Deux lames traversaient la tête de celle-ci, en forme de losange. Des symboles mystérieux, comme une trace d’anciens tatouages, étaient visibles sur la peau verte de l’éon. Les bras monstrueux de Cúchulainn, protégés par des brassards d’armure ornés de grosses épines, étaient aussi effrayants que les minuscules pattes couvertes de jambières aux motifs rouges, et que les fentes sombres de ses yeux surplombant une dentition digne d’un dragon des mers. Cette vision, associée à la puanteur de l’arène, provoqua chez Sentia une sensation de malaise qui remontait à son enfance. Pourquoi certaines personnes devaient vivre dans ces conditions et pas d’autres ? Et pourquoi lui avait-on confié à elle le commandement des uns et des autres ? Ces deux mondes étaient pour toujours dénués d’équilibre…

— Ohé ! Ce n’est pas le moment de rêvasser !

Rappelée à la réalité par les cris du fantôme, elle voulut fuir mais ses jambes la clouaient sur place. Elle utilisa alors la force de ses bras pour ramper, mais l’éon se rapprochait dangereusement. Pour s’en sortir, elle rassembla sa magie et lança un sort de feu. Elle put détecter quelques dégâts chez sa cible, mais rien qui l’empêchât de poursuivre sa route avec un sourire diabolique.

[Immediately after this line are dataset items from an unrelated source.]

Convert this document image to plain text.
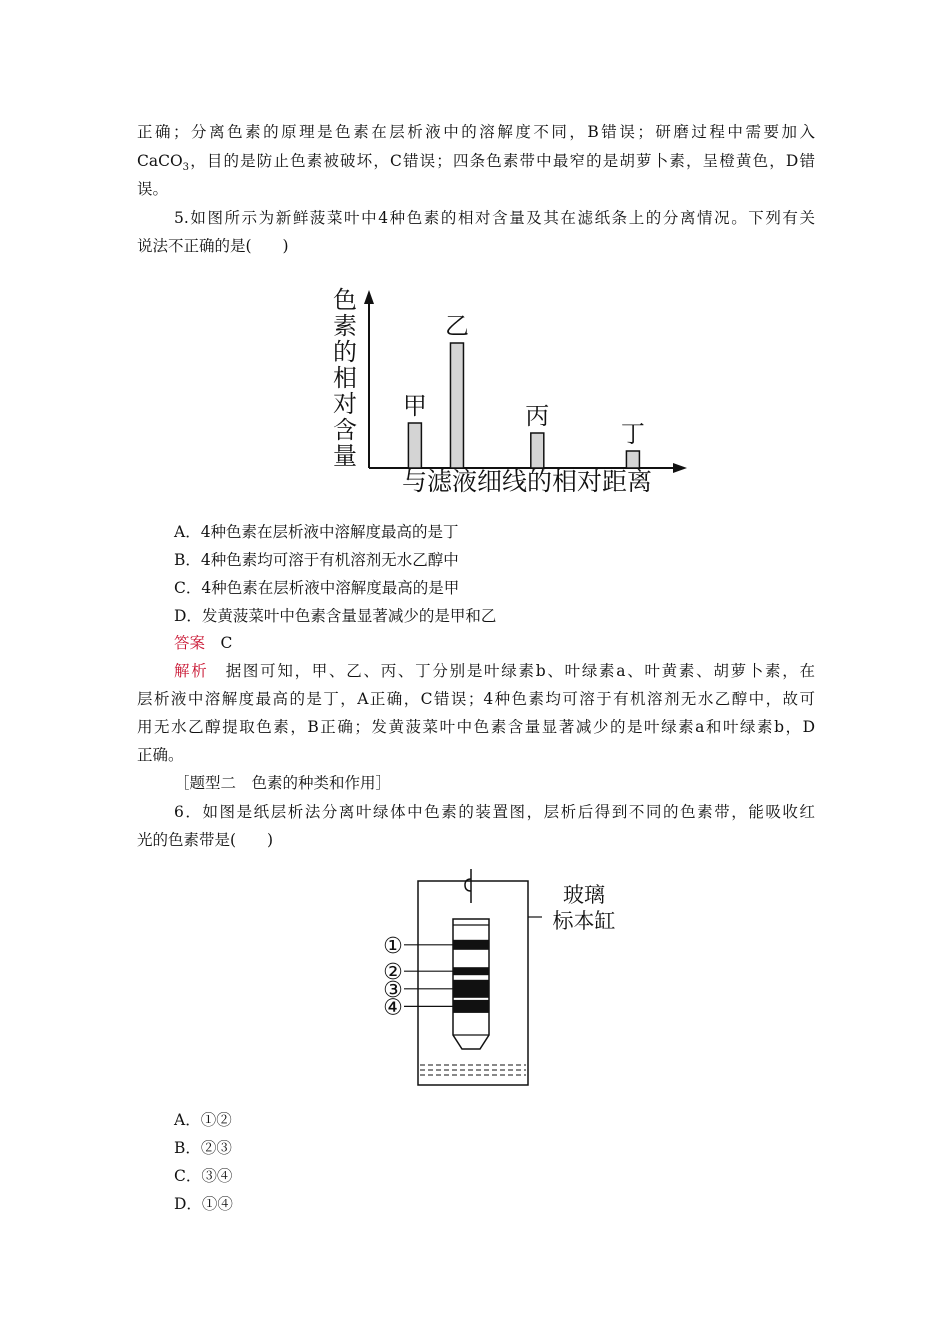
正确；分离色素的原理是色素在层析液中的溶解度不同，B错误；研磨过程中需要加入
CaCO$_3$，目的是防止色素被破坏，C错误；四条色素带中最窄的是胡萝卜素，呈橙黄色，D错
误。
5.如图所示为新鲜菠菜叶中4种色素的相对含量及其在滤纸条上的分离情况。下列有关
说法不正确的是(　　)
色
素
的
相
对
含
量
甲
乙
丙
丁
与滤液细线的相对距离
A．4种色素在层析液中溶解度最高的是丁
B．4种色素均可溶于有机溶剂无水乙醇中
C．4种色素在层析液中溶解度最高的是甲
D．发黄菠菜叶中色素含量显著减少的是甲和乙
答案　 C
解析　 据图可知，甲、乙、丙、丁分别是叶绿素b、叶绿素a、叶黄素、胡萝卜素，在
层析液中溶解度最高的是丁，A正确，C错误；4种色素均可溶于有机溶剂无水乙醇中，故可
用无水乙醇提取色素，B正确；发黄菠菜叶中色素含量显著减少的是叶绿素a和叶绿素b，D
正确。
［题型二　色素的种类和作用］
6．如图是纸层析法分离叶绿体中色素的装置图，层析后得到不同的色素带，能吸收红
光的色素带是(　　)
①
②
③
④
玻璃
标本缸
A．①②
B．②③
C．③④
D．①④
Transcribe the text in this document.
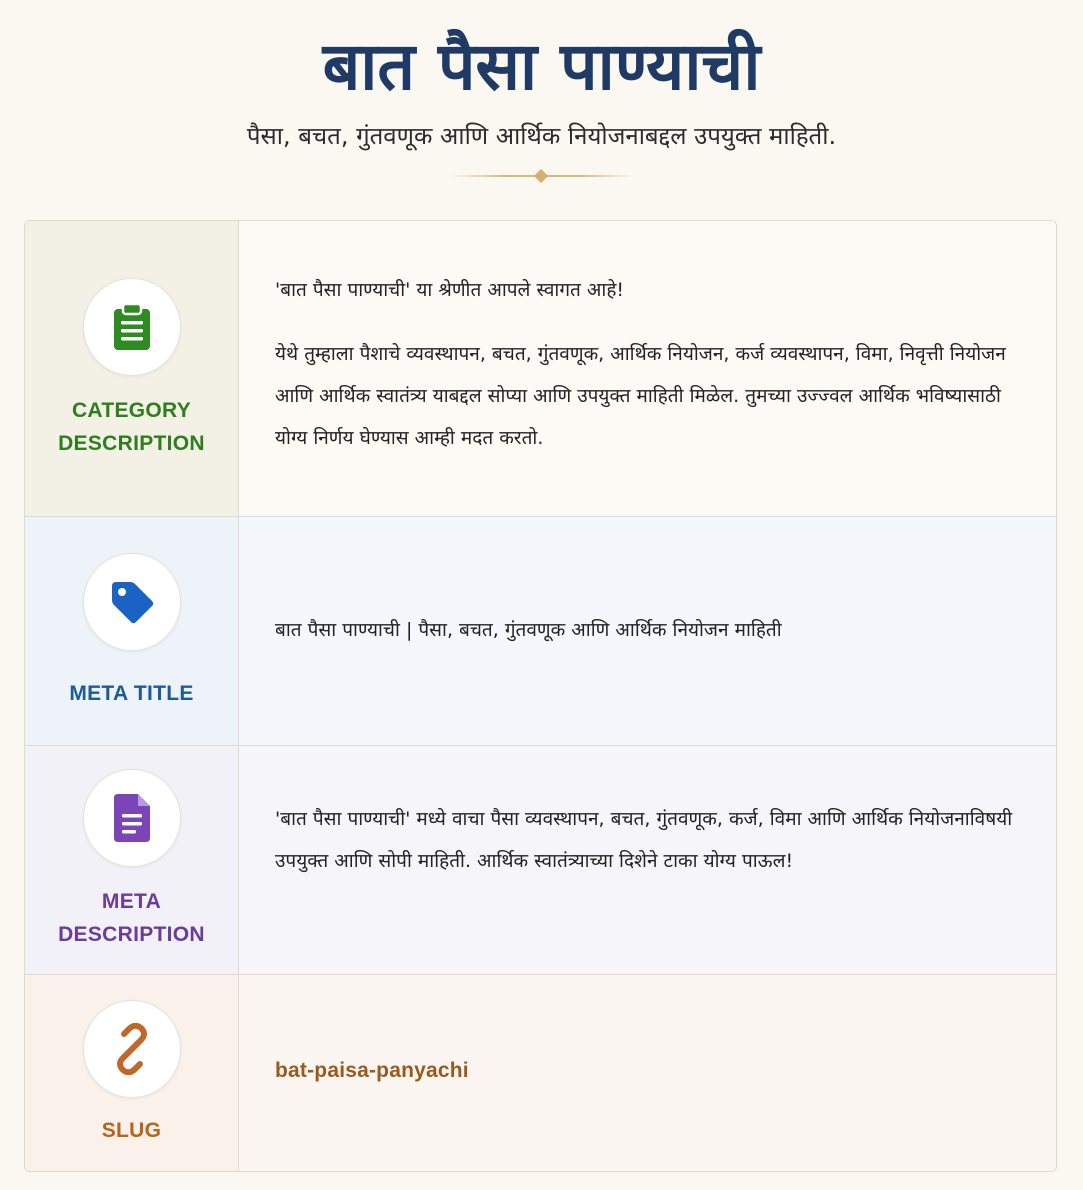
बात पैसा पाण्याची

पैसा, बचत, गुंतवणूक आणि आर्थिक नियोजनाबद्दल उपयुक्त माहिती.

CATEGORY
DESCRIPTION

'बात पैसा पाण्याची' या श्रेणीत आपले स्वागत आहे!

येथे तुम्हाला पैशाचे व्यवस्थापन, बचत, गुंतवणूक, आर्थिक नियोजन, कर्ज व्यवस्थापन, विमा, निवृत्ती नियोजन आणि आर्थिक स्वातंत्र्य याबद्दल सोप्या आणि उपयुक्त माहिती मिळेल. तुमच्या उज्ज्वल आर्थिक भविष्यासाठी योग्य निर्णय घेण्यास आम्ही मदत करतो.

META TITLE

बात पैसा पाण्याची | पैसा, बचत, गुंतवणूक आणि आर्थिक नियोजन माहिती

META
DESCRIPTION

'बात पैसा पाण्याची' मध्ये वाचा पैसा व्यवस्थापन, बचत, गुंतवणूक, कर्ज, विमा आणि आर्थिक नियोजनाविषयी उपयुक्त आणि सोपी माहिती. आर्थिक स्वातंत्र्याच्या दिशेने टाका योग्य पाऊल!

SLUG
bat-paisa-panyachi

— Mauvaise affaire ! expliqua la jeune fille. Cúchulainn est très bien entraîné côté magie…

Il fallait donc poursuivre les attaques physiques. Mais comment faire avec un corps qui lâchait prise et se rapprochait du Coma d’un instant à l’autre ?

— Graouh !

Elle évita de justesse un coup direct du bras surarmé vers le sol où elle gisait, en roulant sur elle-même. Cúchulainn, très concentré, translata son regard vers sa nouvelle position, toujours en montrant ses dents. La jeune femme frémit et ferma les yeux. Il lui fallait trouver au plus vite le moyen d’en finir. Lui, avec Sa grâce et Sa majesté, l’aurait certainement trouvé depuis longtemps…

— Graouh !

L’éon sauta à plusieurs mètres et entama sa chute. Par réflexe, Sentia se cacha le visage d’une main et leva l’autre, celle qui tenait la dague, vers le ciel. Quelques secondes plus tard, elle n’entendait ni ne sentait toujours rien. Que s’était-il passé ? Elle ouvrit les yeux et constata que sa dague avait percé le ventre de la créature, tombant sur le côté. Cúchulainn criait de douleur.

— J’ai compris !

Sentia fronça les sourcils et, de toute la force de ses bras, s’appliqua à transpercer l’énorme panse de l’éon, d’où s’échappaient encore une fois des nuages entiers de gaz toxique.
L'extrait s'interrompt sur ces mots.